Peter Kafka

Recent Posts by Peter Kafka

YouTube’s Profit Plan: Spend Less, Sell More (Duh)

How is Google (GOOG) going to transform YouTube from a money pit into a profit center?

Part of the magic trick will involve cutting costs. That’s hard to see play out in real time, except when we get flare-ups like YouTube’s fight with Warner Music Group (WMG) over new contract terms. The other part of the abracadabra–selling more ads on more videos, particularly “viral” hits–is easier to spot, particularly because YouTube keeps pointing it out.

For instance: Yesterday’s announcement that the site would start attaching ads to many more popular videos submitted by users and share the proceeds with the uploaders.

YouTube was typically vague about how the plan will work, but the most telling news is that it thinks it can increase the number of “partners” it shares ad revenue with from “thousands” to “tens of thousands.”

Translation: All those skateboarding dog videos you make fun of? We’re going to turn them into money machines. Just watch!

I’m going to make an educated guess and posit that for all the effort YouTube has made  to “monetize”–I hate that word, but what can you do?–its gazillions of videos, its most important revenue generator is still its homepage. YouTube’s competitors think a one-day “takeover” there may cost an advertiser as much as $500,000.

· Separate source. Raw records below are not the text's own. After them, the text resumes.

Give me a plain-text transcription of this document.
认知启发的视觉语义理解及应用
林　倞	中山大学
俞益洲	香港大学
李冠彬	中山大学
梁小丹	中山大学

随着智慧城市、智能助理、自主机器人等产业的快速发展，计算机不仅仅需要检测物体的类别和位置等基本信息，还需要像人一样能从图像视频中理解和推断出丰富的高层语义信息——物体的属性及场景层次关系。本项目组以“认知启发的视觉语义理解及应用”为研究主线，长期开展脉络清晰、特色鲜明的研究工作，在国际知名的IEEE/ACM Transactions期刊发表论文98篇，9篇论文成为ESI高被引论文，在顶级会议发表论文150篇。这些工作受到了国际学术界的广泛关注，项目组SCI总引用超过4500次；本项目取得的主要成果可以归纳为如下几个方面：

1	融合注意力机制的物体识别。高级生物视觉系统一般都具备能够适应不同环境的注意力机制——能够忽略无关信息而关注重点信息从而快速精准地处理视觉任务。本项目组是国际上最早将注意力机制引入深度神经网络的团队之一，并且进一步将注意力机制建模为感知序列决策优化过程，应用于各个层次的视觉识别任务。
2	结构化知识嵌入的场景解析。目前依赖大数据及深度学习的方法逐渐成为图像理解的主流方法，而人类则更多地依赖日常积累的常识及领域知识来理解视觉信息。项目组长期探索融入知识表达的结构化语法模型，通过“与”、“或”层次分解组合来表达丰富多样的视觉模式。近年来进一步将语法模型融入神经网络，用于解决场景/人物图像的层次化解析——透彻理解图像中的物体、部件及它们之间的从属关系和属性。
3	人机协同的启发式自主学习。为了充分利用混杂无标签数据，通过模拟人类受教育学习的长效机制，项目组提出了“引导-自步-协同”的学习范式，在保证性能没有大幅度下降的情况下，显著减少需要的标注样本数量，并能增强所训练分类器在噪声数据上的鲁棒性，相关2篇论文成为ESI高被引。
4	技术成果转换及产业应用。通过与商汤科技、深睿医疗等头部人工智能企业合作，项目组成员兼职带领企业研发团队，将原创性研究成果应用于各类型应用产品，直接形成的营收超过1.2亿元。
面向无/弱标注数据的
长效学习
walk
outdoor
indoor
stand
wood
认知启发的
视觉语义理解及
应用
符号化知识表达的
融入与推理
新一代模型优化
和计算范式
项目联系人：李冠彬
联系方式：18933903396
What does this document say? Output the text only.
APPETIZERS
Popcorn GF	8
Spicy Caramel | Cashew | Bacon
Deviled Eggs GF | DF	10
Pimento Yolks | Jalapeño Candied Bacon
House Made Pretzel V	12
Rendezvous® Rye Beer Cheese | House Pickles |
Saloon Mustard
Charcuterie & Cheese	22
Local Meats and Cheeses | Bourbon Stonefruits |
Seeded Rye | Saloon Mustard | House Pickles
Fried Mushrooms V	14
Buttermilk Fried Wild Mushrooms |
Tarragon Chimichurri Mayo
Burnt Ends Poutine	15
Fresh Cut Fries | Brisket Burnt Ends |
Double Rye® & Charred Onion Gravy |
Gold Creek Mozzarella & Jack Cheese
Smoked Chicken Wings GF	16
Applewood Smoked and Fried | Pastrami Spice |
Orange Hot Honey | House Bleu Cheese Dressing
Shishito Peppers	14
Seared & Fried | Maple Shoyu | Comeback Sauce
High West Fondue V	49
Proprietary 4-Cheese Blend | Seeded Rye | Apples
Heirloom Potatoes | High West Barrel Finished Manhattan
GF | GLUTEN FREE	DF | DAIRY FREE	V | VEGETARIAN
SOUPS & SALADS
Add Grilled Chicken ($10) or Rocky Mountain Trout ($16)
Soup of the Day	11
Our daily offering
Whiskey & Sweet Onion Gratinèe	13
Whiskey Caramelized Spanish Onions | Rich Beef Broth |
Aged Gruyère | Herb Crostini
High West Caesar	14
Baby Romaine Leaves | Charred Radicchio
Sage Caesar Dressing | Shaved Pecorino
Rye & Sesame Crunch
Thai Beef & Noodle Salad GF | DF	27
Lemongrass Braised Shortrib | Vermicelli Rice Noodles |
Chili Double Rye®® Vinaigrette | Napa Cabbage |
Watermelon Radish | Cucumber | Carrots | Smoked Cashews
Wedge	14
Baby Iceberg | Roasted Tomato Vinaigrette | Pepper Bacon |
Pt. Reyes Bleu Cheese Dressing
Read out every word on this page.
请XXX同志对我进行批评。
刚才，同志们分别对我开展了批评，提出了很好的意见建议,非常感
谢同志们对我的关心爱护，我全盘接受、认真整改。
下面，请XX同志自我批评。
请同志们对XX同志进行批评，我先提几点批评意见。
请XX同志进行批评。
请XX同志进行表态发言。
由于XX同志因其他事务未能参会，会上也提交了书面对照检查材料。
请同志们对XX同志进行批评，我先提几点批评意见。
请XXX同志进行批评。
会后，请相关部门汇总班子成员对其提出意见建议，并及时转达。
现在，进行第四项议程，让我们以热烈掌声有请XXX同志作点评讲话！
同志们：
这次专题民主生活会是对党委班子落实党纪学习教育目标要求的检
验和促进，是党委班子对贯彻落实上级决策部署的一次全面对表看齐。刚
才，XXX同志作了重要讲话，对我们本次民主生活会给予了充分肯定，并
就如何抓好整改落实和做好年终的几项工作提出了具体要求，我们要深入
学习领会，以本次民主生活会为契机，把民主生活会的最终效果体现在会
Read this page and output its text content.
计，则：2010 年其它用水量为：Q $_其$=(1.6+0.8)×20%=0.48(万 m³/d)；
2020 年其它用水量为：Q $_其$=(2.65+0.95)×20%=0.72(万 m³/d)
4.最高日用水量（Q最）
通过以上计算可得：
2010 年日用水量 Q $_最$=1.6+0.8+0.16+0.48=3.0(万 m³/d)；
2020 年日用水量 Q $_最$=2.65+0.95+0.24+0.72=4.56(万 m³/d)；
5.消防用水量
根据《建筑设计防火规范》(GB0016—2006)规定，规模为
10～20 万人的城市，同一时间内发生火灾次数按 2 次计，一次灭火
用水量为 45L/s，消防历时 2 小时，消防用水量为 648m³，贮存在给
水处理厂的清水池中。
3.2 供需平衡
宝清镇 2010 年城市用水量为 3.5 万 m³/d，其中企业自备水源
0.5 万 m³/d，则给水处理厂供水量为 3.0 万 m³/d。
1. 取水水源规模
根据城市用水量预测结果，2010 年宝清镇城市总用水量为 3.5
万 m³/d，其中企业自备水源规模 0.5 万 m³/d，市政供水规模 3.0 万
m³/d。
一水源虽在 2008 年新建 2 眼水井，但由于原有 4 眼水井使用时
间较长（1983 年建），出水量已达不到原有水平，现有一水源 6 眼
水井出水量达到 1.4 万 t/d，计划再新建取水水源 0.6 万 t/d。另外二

There’s not a whole lot of upside left for YouTube in the homepage, though. It’s the gateway to the world’s biggest video site, and the second-biggest search engine, and you either want to advertise on it or you don’t.

But the rest of site remains a big opportunity. YouTube can keep chasing splashy “premium content” deals like the ones it has struck with Sony (SNE), Disney (DIS) and Time Warner (TWX). And at the same time, it can try selling more of the “long tail”–basically, everything that isn’t “premium.”

YouTube’s long-tail efforts sometimes get ignored, especially when the site is compared to Hulu and its array of TV shows and movies. But YouTube executives have insisted for a while that long-tail videos will play a big role in the site’s future, and the new move underscores that.

“I think they are working [the long tail] hard but are not articulating it well,” the head of a competing Web video company told me earlier this month. “It may be because they are worried about how advertisers and agencies will view them, but it may also be that they are not revealing it all until it’s farther along.” Yesterday, YouTube gave us another peek.